Mioduszewski występował w Polonii przez pół roku. Zagrał w 13 z 15 meczów stołecznego klubu w rundzie wiosennej. Nie stanął między słupkami bramki "Czarnych Koszul" dopiero wtedy kiedy zespół miał już zapewnione utrzymanie w ekstraklasie. W dużej mierze to jego postawa zadecydowała o pozostaniu klubu w I lidze.
To już drugi bramkarz, którego Polonia straciła w tak krótkim czasie. Dwa tygodnie temu klub zawiesił w prawach zawodnika Roberta Gubca, który wyjechał samowolnie na testy do austriackiego SV Salzburg. Gubiec grał jednak mało i nie był dla "Czarnych Koszul" istotnym graczem.
W tej sytuacji pierwszym bramkarzem Polonii zostanie pewnie wypożyczony z Legii Łukasz Załuska, choć role mogą się zmienić, jeśli przebywający na zgrupowaniu w Ciechanowie Boris Pesković zostanie odwieszony przez PZPN. Były bramkarz Świtu Nowy Dwór odbywa karę zawieszenia w związku z wyjaśnianiem domniemanej próby korupcji w meczu barażowym o awans do I ligi Szczakowianka Jaworzno-Świt. Jest jeszcze Litwin Mindaugas Maksvitys, ale on słabo spisywał się w dotychczasowych meczach pierwszej drużyny - z Tobołem Kustanaj w Pucharze Intertoto.

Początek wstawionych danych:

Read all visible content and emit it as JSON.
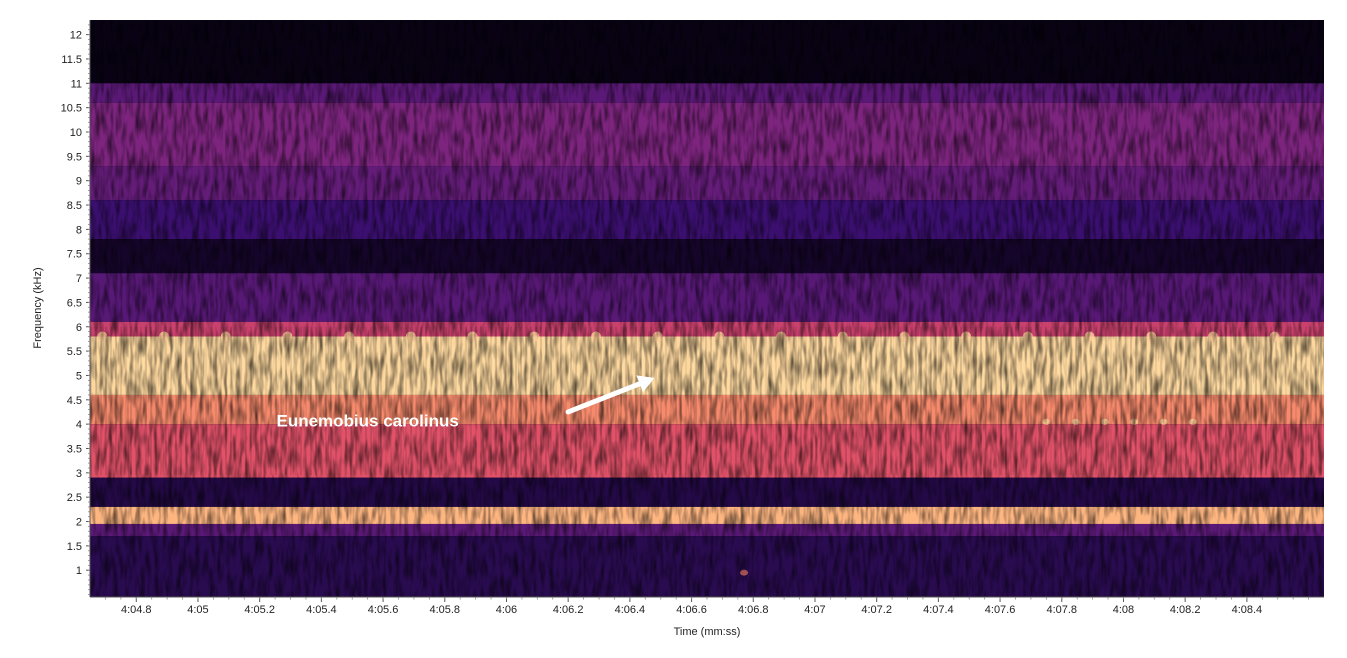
{
  "chart_data": {
    "type": "heatmap",
    "title": "",
    "xlabel": "Time (mm:ss)",
    "ylabel": "Frequency (kHz)",
    "xlim": [
      244.65,
      248.65
    ],
    "ylim": [
      0.45,
      12.3
    ],
    "x_ticks": [
      {
        "value": 244.8,
        "label": "4:04.8"
      },
      {
        "value": 245.0,
        "label": "4:05"
      },
      {
        "value": 245.2,
        "label": "4:05.2"
      },
      {
        "value": 245.4,
        "label": "4:05.4"
      },
      {
        "value": 245.6,
        "label": "4:05.6"
      },
      {
        "value": 245.8,
        "label": "4:05.8"
      },
      {
        "value": 246.0,
        "label": "4:06"
      },
      {
        "value": 246.2,
        "label": "4:06.2"
      },
      {
        "value": 246.4,
        "label": "4:06.4"
      },
      {
        "value": 246.6,
        "label": "4:06.6"
      },
      {
        "value": 246.8,
        "label": "4:06.8"
      },
      {
        "value": 247.0,
        "label": "4:07"
      },
      {
        "value": 247.2,
        "label": "4:07.2"
      },
      {
        "value": 247.4,
        "label": "4:07.4"
      },
      {
        "value": 247.6,
        "label": "4:07.6"
      },
      {
        "value": 247.8,
        "label": "4:07.8"
      },
      {
        "value": 248.0,
        "label": "4:08"
      },
      {
        "value": 248.2,
        "label": "4:08.2"
      },
      {
        "value": 248.4,
        "label": "4:08.4"
      }
    ],
    "y_ticks": [
      {
        "value": 1,
        "label": "1"
      },
      {
        "value": 1.5,
        "label": "1.5"
      },
      {
        "value": 2,
        "label": "2"
      },
      {
        "value": 2.5,
        "label": "2.5"
      },
      {
        "value": 3,
        "label": "3"
      },
      {
        "value": 3.5,
        "label": "3.5"
      },
      {
        "value": 4,
        "label": "4"
      },
      {
        "value": 4.5,
        "label": "4.5"
      },
      {
        "value": 5,
        "label": "5"
      },
      {
        "value": 5.5,
        "label": "5.5"
      },
      {
        "value": 6,
        "label": "6"
      },
      {
        "value": 6.5,
        "label": "6.5"
      },
      {
        "value": 7,
        "label": "7"
      },
      {
        "value": 7.5,
        "label": "7.5"
      },
      {
        "value": 8,
        "label": "8"
      },
      {
        "value": 8.5,
        "label": "8.5"
      },
      {
        "value": 9,
        "label": "9"
      },
      {
        "value": 9.5,
        "label": "9.5"
      },
      {
        "value": 10,
        "label": "10"
      },
      {
        "value": 10.5,
        "label": "10.5"
      },
      {
        "value": 11,
        "label": "11"
      },
      {
        "value": 11.5,
        "label": "11.5"
      },
      {
        "value": 12,
        "label": "12"
      }
    ],
    "energy_bands": [
      {
        "freq_low": 11.0,
        "freq_high": 12.3,
        "level": 0.03
      },
      {
        "freq_low": 10.6,
        "freq_high": 11.0,
        "level": 0.28
      },
      {
        "freq_low": 9.3,
        "freq_high": 10.6,
        "level": 0.36
      },
      {
        "freq_low": 8.6,
        "freq_high": 9.3,
        "level": 0.3
      },
      {
        "freq_low": 7.8,
        "freq_high": 8.6,
        "level": 0.2
      },
      {
        "freq_low": 7.1,
        "freq_high": 7.8,
        "level": 0.07
      },
      {
        "freq_low": 6.1,
        "freq_high": 7.1,
        "level": 0.27
      },
      {
        "freq_low": 5.8,
        "freq_high": 6.1,
        "level": 0.55
      },
      {
        "freq_low": 4.6,
        "freq_high": 5.8,
        "level": 0.92
      },
      {
        "freq_low": 4.0,
        "freq_high": 4.6,
        "level": 0.75
      },
      {
        "freq_low": 2.9,
        "freq_high": 4.0,
        "level": 0.62
      },
      {
        "freq_low": 2.3,
        "freq_high": 2.9,
        "level": 0.12
      },
      {
        "freq_low": 1.95,
        "freq_high": 2.3,
        "level": 0.85
      },
      {
        "freq_low": 1.7,
        "freq_high": 1.95,
        "level": 0.28
      },
      {
        "freq_low": 0.45,
        "freq_high": 1.7,
        "level": 0.14
      }
    ],
    "pulse_rows": [
      {
        "freq": 5.8,
        "start": 244.69,
        "interval": 0.2
      },
      {
        "freq": 4.05,
        "start": 247.75,
        "interval": 0.095
      },
      {
        "freq": 0.95,
        "start": 246.77,
        "interval": 1.0
      }
    ],
    "annotation": {
      "text": "Eunemobius carolinus",
      "text_x": 245.55,
      "text_y": 3.95,
      "arrow_from_x": 246.2,
      "arrow_from_y": 4.25,
      "arrow_to_x": 246.48,
      "arrow_to_y": 4.95
    },
    "colors": {
      "low": "#000004",
      "dark_purple": "#3b0f70",
      "purple": "#8c2981",
      "magenta": "#de4968",
      "orange": "#fe9f6d",
      "high": "#fcfdbf",
      "annotation": "#ffffff",
      "axis": "#555555"
    }
  }
}
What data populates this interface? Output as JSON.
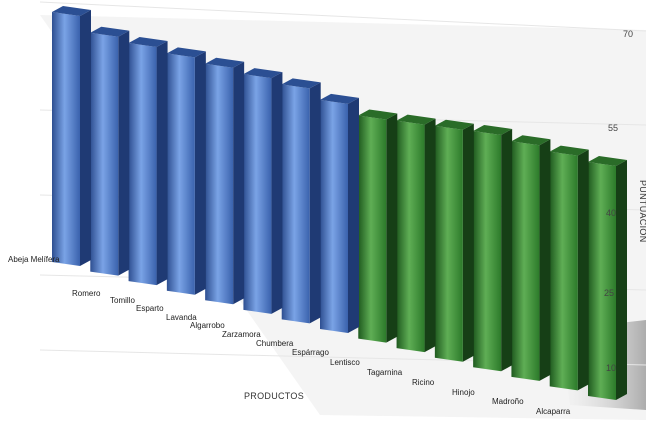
{
  "chart_data": {
    "type": "bar",
    "style": "3d-perspective",
    "xlabel": "PRODUCTOS",
    "ylabel": "PUNTUACIÓN",
    "ylim": [
      0,
      75
    ],
    "yticks": [
      10,
      25,
      40,
      55,
      70
    ],
    "grid": true,
    "legend": "none",
    "colors": {
      "group_a": "#4f79c4",
      "group_b": "#3d8a3a"
    },
    "categories": [
      "Abeja Melífera",
      "Romero",
      "Tomillo",
      "Esparto",
      "Lavanda",
      "Algarrobo",
      "Zarzamora",
      "Chumbera",
      "Espárrago",
      "Lentisco",
      "Tagarnina",
      "Ricino",
      "Hinojo",
      "Madroño",
      "Alcaparra"
    ],
    "values": [
      72,
      68,
      66,
      64,
      62,
      60,
      58,
      55,
      52,
      51,
      50,
      49,
      47,
      45,
      43
    ],
    "groups": [
      "a",
      "a",
      "a",
      "a",
      "a",
      "a",
      "a",
      "a",
      "b",
      "b",
      "b",
      "b",
      "b",
      "b",
      "b"
    ]
  }
}
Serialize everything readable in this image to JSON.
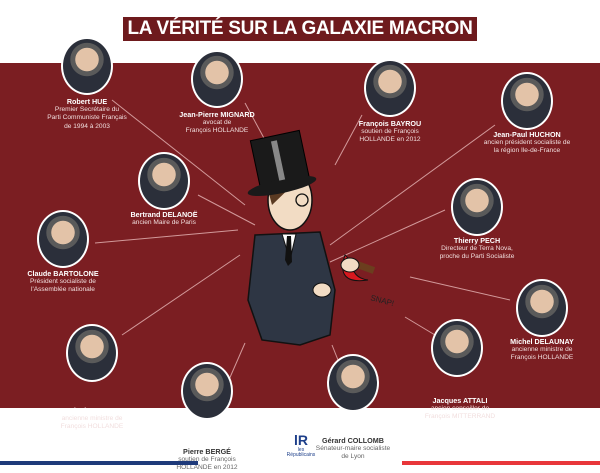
{
  "title": "LA VÉRITÉ SUR LA GALAXIE MACRON",
  "colors": {
    "panel": "#7b1e22",
    "title_bg": "#6e1a1d",
    "flag_blue": "#1e3a7a",
    "flag_red": "#e8363a"
  },
  "people": [
    {
      "name": "Robert HUE",
      "desc": [
        "Premier Secrétaire du",
        "Parti Communiste Français",
        "de 1994 à 2003"
      ]
    },
    {
      "name": "Jean-Pierre MIGNARD",
      "desc": [
        "avocat de",
        "François HOLLANDE"
      ]
    },
    {
      "name": "François BAYROU",
      "desc": [
        "soutien de François",
        "HOLLANDE en 2012"
      ]
    },
    {
      "name": "Jean-Paul HUCHON",
      "desc": [
        "ancien président socialiste de",
        "la région Ile-de-France"
      ]
    },
    {
      "name": "Bertrand DELANOË",
      "desc": [
        "ancien Maire de Paris"
      ]
    },
    {
      "name": "Thierry PECH",
      "desc": [
        "Directeur de Terra Nova,",
        "proche du Parti Socialiste"
      ]
    },
    {
      "name": "Claude BARTOLONE",
      "desc": [
        "Président socialiste de",
        "l'Assemblée nationale"
      ]
    },
    {
      "name": "Michel DELAUNAY",
      "desc": [
        "ancienne ministre de",
        "François HOLLANDE"
      ]
    },
    {
      "name": "Nicole BRICQ",
      "desc": [
        "ancienne ministre de",
        "François HOLLANDE"
      ]
    },
    {
      "name": "Jacques ATTALI",
      "desc": [
        "ancien conseiller de",
        "François MITTERRAND"
      ]
    },
    {
      "name": "Pierre BERGÉ",
      "desc": [
        "soutien de François",
        "HOLLANDE en 2012"
      ]
    },
    {
      "name": "Gérard COLLOMB",
      "desc": [
        "Sénateur-maire socialiste",
        "de Lyon"
      ]
    }
  ],
  "cartoon": {
    "sound": "SNAP!"
  },
  "logo": {
    "mark": "lR",
    "text": "les Républicains"
  }
}
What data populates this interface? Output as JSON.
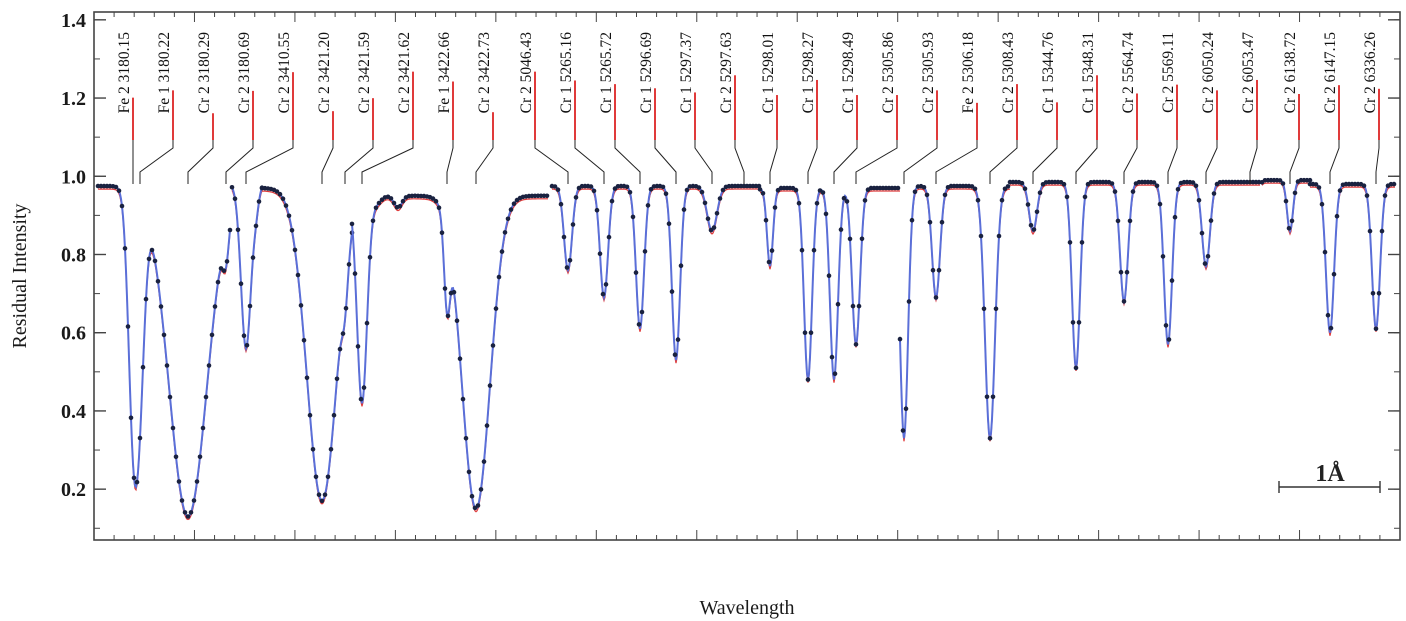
{
  "chart_data": {
    "type": "line",
    "title": "",
    "xlabel": "Wavelength",
    "ylabel": "Residual Intensity",
    "ylim": [
      0.07,
      1.42
    ],
    "yticks": [
      "0.2",
      "0.4",
      "0.6",
      "0.8",
      "1.0",
      "1.2",
      "1.4"
    ],
    "scale_bar_label": "1Å",
    "grid": false,
    "colors": {
      "observed": "#1a2240",
      "model_blue": "#5a6fd8",
      "model_red": "#e03a3a",
      "leader": "#222222"
    },
    "series": [
      {
        "name": "",
        "style": "observed points (dark)"
      },
      {
        "name": "",
        "style": "model profile (blue)"
      },
      {
        "name": "",
        "style": "model profile (red)"
      }
    ],
    "lines": [
      {
        "label": "Fe 2 3180.15",
        "depth": 0.43
      },
      {
        "label": "Fe 1 3180.22",
        "depth": 0.57
      },
      {
        "label": "Cr 2 3180.29",
        "depth": 0.13
      },
      {
        "label": "Cr 2 3180.69",
        "depth": 0.56
      },
      {
        "label": "Cr 2 3410.55",
        "depth": 0.92
      },
      {
        "label": "Cr 2 3421.20",
        "depth": 0.17
      },
      {
        "label": "Cr 2 3421.59",
        "depth": 0.42
      },
      {
        "label": "Cr 2 3421.62",
        "depth": 0.93
      },
      {
        "label": "Fe 1 3422.66",
        "depth": 0.74
      },
      {
        "label": "Cr 2 3422.73",
        "depth": 0.15
      },
      {
        "label": "Cr 2 5046.43",
        "depth": 0.93
      },
      {
        "label": "Cr 1 5265.16",
        "depth": 0.76
      },
      {
        "label": "Cr 1 5265.72",
        "depth": 0.69
      },
      {
        "label": "Cr 1 5296.69",
        "depth": 0.61
      },
      {
        "label": "Cr 1 5297.37",
        "depth": 0.53
      },
      {
        "label": "Cr 2 5297.63",
        "depth": 0.86
      },
      {
        "label": "Cr 1 5298.01",
        "depth": 0.48
      },
      {
        "label": "Cr 1 5298.27",
        "depth": 0.77
      },
      {
        "label": "Cr 1 5298.49",
        "depth": 0.48
      },
      {
        "label": "Cr 2 5305.86",
        "depth": 0.48
      },
      {
        "label": "Cr 2 5305.93",
        "depth": 0.57
      },
      {
        "label": "Fe 2 5306.18",
        "depth": 0.33
      },
      {
        "label": "Cr 2 5308.43",
        "depth": 0.69
      },
      {
        "label": "Cr 1 5344.76",
        "depth": 0.34
      },
      {
        "label": "Cr 1 5348.31",
        "depth": 0.86
      },
      {
        "label": "Cr 2 5564.74",
        "depth": 0.51
      },
      {
        "label": "Cr 2 5569.11",
        "depth": 0.68
      },
      {
        "label": "Cr 2 6050.24",
        "depth": 0.57
      },
      {
        "label": "Cr 2 6053.47",
        "depth": 0.77
      },
      {
        "label": "Cr 2 6138.72",
        "depth": 0.5
      },
      {
        "label": "Cr 2 6147.15",
        "depth": 0.67
      },
      {
        "label": "Cr 2 6336.26",
        "depth": 0.6
      }
    ],
    "segments": [
      {
        "start": 0.975,
        "lines": [
          [
            0.43,
            5
          ],
          [
            0.57,
            5
          ],
          [
            0.13,
            19
          ],
          [
            0.88,
            3
          ]
        ]
      },
      {
        "start": 0.98,
        "lines": [
          [
            0.56,
            5
          ],
          [
            0.93,
            3
          ]
        ]
      },
      {
        "start": 0.97,
        "lines": [
          [
            0.17,
            15
          ],
          [
            0.88,
            3
          ]
        ]
      },
      {
        "start": 0.95,
        "lines": [
          [
            0.42,
            5
          ],
          [
            0.93,
            5
          ],
          [
            0.92,
            4
          ],
          [
            0.74,
            3
          ],
          [
            0.15,
            14
          ]
        ]
      },
      {
        "start": 0.975,
        "lines": [
          [
            0.76,
            4
          ],
          [
            0.69,
            4
          ],
          [
            0.61,
            4
          ],
          [
            0.53,
            4
          ],
          [
            0.86,
            5
          ]
        ]
      },
      {
        "start": 0.97,
        "lines": [
          [
            0.48,
            5
          ],
          [
            0.77,
            3
          ],
          [
            0.48,
            4
          ],
          [
            0.48,
            4
          ],
          [
            0.57,
            4
          ]
        ]
      },
      {
        "start": 0.975,
        "lines": [
          [
            0.33,
            4
          ],
          [
            0.69,
            4
          ],
          [
            0.33,
            5
          ]
        ]
      },
      {
        "start": 0.985,
        "lines": [
          [
            0.86,
            4
          ],
          [
            0.51,
            4
          ],
          [
            0.68,
            4
          ],
          [
            0.57,
            4
          ],
          [
            0.77,
            4
          ]
        ]
      },
      {
        "start": 0.99,
        "lines": [
          [
            0.5,
            4
          ],
          [
            0.86,
            3
          ]
        ]
      },
      {
        "start": 0.98,
        "lines": [
          [
            0.67,
            4
          ],
          [
            0.6,
            4
          ],
          [
            0.61,
            4
          ]
        ]
      }
    ]
  }
}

Z Mławą całe spotkanie zagrał Załuska (Pesković nie może uczestniczyć w sparingach ze względu na zawieszenie). - Wypadł dobrze. Jestem z niego zadowolony - powiedział Chrobak. Wiele pracy w meczu z trzecioligowcem Załuska zresztą nie miał. Gospodarze - mecz był rozegrany w Mławie - tylko w pierwszej połowie dotrzymywali kroku polonistom. - Po przerwie przejęliśmy inicjatywę - opowiada Chrobak.
Pierwszego gola głową strzelił testowany po raz pierwszy w Polonii Dondu Avaa. Nigeryjczyk znany jest z występów w Orlenie
Płock, ostatnio grał w niższych ligach. Drugą bramkę zdobył Patryk Aleksandrowicz po dośrodkowaniu Macieja Wojtasia, który podobnie jak Załuska grał ostatnio w Legii. - Będę nadal przyglądał się grze Avaa i Wojtasia. Chciałbym, aby zagrali w następnym sparingu w
Łodzi z
ŁKS - zapowiedział Chrobak.
MKS MŁAWA - POLONIA WARSZAWA 0:2 (0:0). Bramki dla Polonii: Avaa (62.), Aleksandrowicz (70.). Skład Polonii (I połowa): Załuska - Szymanek, Szwed, Łukasiewicz, Drajer - Gołaszewski, Dźwigała, Nowakowski, Plewnia, Aleksandrowicz, Avaa. II połowa: Załuska - Szymanek, Łukasiewicz, Danilov, Michniewicz - Głowacki, Hajduczek, Tasić, Wojtaś - Aleksandrowicz, Avaa.